ジャンヌ・ダルクと女騎士

コンピエーニュ

「おそらく、パリに我々がむかっている最中に、陛下の御領地を手に入れ、それを理由に国王の座を追おうとされるだろう。私のことは、それから追放しても遅くはないと思われているはずだ」
「何と!」
「だからこそ、今は陛下と事を構えるべきではないのだよ、ヨウジイ。分かったかね?」
「はい……。私は、閣下のご命令に従うのみです」
「ははは。君の忠誠は、疑ったことがないよ」
 アルテュールはそう言うと、微笑んだ。
「そういえば、あの子はどうしている? まだオルレアンにいるのか?」
「お嬢様でございますか? いえ、先にパリに向かわれているはずです」
「そうか。無茶をせねばよいのだが……。

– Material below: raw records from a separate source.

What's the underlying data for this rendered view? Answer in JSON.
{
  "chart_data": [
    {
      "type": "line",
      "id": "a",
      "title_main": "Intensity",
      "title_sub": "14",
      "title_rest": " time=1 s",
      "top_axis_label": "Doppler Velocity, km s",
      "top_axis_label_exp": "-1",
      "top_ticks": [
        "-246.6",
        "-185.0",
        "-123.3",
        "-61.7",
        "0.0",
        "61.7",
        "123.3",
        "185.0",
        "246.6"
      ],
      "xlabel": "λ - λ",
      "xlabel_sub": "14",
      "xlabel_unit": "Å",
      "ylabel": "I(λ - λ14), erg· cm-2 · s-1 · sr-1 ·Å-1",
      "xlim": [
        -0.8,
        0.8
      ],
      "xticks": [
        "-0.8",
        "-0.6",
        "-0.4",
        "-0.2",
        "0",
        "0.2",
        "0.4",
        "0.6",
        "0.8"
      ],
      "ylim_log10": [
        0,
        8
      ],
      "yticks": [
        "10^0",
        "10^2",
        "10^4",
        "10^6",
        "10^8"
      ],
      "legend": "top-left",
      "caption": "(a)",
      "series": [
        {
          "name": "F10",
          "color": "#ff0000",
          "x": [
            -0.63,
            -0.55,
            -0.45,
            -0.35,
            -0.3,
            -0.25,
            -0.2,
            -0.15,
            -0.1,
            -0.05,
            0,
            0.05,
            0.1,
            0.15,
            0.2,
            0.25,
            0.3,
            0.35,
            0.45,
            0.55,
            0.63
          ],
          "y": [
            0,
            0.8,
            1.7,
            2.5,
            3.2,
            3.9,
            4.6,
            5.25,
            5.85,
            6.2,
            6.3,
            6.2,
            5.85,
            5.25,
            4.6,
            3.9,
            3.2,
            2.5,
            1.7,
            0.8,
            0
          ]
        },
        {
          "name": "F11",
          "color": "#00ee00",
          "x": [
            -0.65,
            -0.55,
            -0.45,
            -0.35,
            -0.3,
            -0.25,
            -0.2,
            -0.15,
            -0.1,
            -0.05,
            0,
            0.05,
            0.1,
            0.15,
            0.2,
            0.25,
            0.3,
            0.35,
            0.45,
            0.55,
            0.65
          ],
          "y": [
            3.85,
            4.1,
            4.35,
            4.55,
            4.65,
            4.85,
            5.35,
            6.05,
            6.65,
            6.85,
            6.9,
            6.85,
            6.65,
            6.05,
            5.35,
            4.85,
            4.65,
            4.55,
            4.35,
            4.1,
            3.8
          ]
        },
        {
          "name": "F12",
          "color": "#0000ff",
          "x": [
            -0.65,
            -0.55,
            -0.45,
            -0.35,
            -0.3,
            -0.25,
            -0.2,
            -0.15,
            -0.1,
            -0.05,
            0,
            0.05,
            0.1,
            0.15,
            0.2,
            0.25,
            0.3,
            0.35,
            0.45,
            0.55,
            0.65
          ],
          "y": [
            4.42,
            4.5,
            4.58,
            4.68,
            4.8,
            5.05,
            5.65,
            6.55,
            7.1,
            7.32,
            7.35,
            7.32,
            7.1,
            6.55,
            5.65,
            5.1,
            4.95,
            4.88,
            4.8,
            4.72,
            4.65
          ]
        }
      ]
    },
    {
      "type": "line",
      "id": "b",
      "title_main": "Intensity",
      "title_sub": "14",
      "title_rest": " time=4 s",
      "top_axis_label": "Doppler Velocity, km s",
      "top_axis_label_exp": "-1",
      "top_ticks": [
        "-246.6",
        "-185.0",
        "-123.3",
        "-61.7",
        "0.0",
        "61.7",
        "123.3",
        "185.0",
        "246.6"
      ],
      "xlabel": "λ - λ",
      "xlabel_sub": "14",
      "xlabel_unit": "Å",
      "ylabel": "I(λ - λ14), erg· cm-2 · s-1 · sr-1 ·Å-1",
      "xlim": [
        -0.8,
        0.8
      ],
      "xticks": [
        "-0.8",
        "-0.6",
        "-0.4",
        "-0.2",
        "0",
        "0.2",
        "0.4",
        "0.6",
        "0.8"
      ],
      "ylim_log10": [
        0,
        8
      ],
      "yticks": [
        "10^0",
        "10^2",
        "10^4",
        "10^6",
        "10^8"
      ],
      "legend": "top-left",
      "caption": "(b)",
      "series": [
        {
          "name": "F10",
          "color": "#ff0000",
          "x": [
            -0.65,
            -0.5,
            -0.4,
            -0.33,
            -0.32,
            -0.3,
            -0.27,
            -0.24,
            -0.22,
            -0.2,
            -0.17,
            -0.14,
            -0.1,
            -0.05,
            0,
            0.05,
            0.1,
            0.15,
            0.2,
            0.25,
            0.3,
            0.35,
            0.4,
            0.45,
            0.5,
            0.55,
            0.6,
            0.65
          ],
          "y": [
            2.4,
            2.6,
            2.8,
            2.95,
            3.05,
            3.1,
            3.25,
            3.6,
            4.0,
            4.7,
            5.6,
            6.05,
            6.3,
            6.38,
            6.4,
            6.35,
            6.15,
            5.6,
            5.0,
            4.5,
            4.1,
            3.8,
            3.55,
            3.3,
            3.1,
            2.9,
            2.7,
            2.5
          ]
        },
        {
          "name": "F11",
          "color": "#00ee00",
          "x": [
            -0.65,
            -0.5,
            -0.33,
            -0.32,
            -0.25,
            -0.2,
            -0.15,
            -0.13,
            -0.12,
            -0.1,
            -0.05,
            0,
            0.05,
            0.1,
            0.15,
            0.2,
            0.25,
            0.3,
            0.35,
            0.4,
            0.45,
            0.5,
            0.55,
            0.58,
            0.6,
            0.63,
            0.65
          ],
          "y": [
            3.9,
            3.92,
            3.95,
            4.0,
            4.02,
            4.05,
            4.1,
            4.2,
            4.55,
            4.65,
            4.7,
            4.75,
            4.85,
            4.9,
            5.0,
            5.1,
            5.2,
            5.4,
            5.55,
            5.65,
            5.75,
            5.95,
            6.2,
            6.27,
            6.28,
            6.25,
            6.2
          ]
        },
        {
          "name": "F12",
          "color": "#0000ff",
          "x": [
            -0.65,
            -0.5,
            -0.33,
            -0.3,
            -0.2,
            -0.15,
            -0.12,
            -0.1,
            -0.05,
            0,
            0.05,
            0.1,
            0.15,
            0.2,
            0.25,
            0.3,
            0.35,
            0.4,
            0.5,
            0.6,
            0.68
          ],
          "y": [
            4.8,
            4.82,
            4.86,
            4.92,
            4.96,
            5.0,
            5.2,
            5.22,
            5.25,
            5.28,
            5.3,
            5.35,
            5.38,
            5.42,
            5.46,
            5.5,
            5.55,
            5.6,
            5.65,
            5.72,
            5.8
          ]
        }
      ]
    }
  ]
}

念の為に追ってくれるか?」
「はっ!」
 ヨウジイは短くそう返事をすると、その場を後にした。
シャルルとブルゴーニュ派の一五日間の休戦の間、イギリス軍はフランス北部カレーに上陸した三五〇〇人の騎兵と弓兵の援軍を待っていた。
 この部隊は元々、フス派と呼ばれるキリスト教の異端の一派と戦う為にチェコに送られる予定だったのだが、急遽(きゅうきょ)パリに向かわされることになったのだった。
 その部隊とジャンヌ率いるフランス軍が対峙したのは、サンリスだったが、何故かジャンヌ達が挑発しても乗ってこず、シャルルはクレピーへ引き揚げ、イギリス軍のベッドフォード公は違う方向に向かったのだった。
 この時のシャルルの行動にも、ジャンヌやアランソン公達は苛立ったが、パリの北、コンピエーニュの時の方がもっと酷かった。

「サンドニに向かいましょう」
 いっこうにコンピエーニュから動こうとしないシャルルに業を煮やしたジャンヌがそう言うと、アランソン公達もそれに続いた。
 そして、シャルルにもサンドニに来るよう促したが、やっとのことで重い腰を上げてサンドニまで来ても、何故か目の前のパリに入ろうとはしなかった。
「私達だけでもパリに!」
 そのジャンヌの言葉を合図に、彼らは一四二九年九月八日、パリのサン・トル門を攻撃した。
「流石、パリは固いな」
 周囲が赤く染まるころ、アランソン公がそう言いながら周囲を見回した時だった。
「乙女、危ない!」
 そう叫んだ少年の声が聞こえたのは。
「乙女!?」
 アランソン公がそう叫びながら声のした方に行くと、一人の少年がその身を赤く染めて、ゆっくり倒れるのが見えた。
「いやぁっ、レーモンっ!」
 甲高い少女の悲痛な叫びも聞こえ、慌てて駆け寄ると、ジャンヌはその少年の背後――今は下にいた。彼がその身を盾にして、彼女を大弓の嵐から守ったのだと、一目で分かった。
「乙女!」
 まだ自分を庇って倒れた小姓レーモンの亡骸にすがりついて涙を流す彼女の肩にも、一本弓が刺さっていた。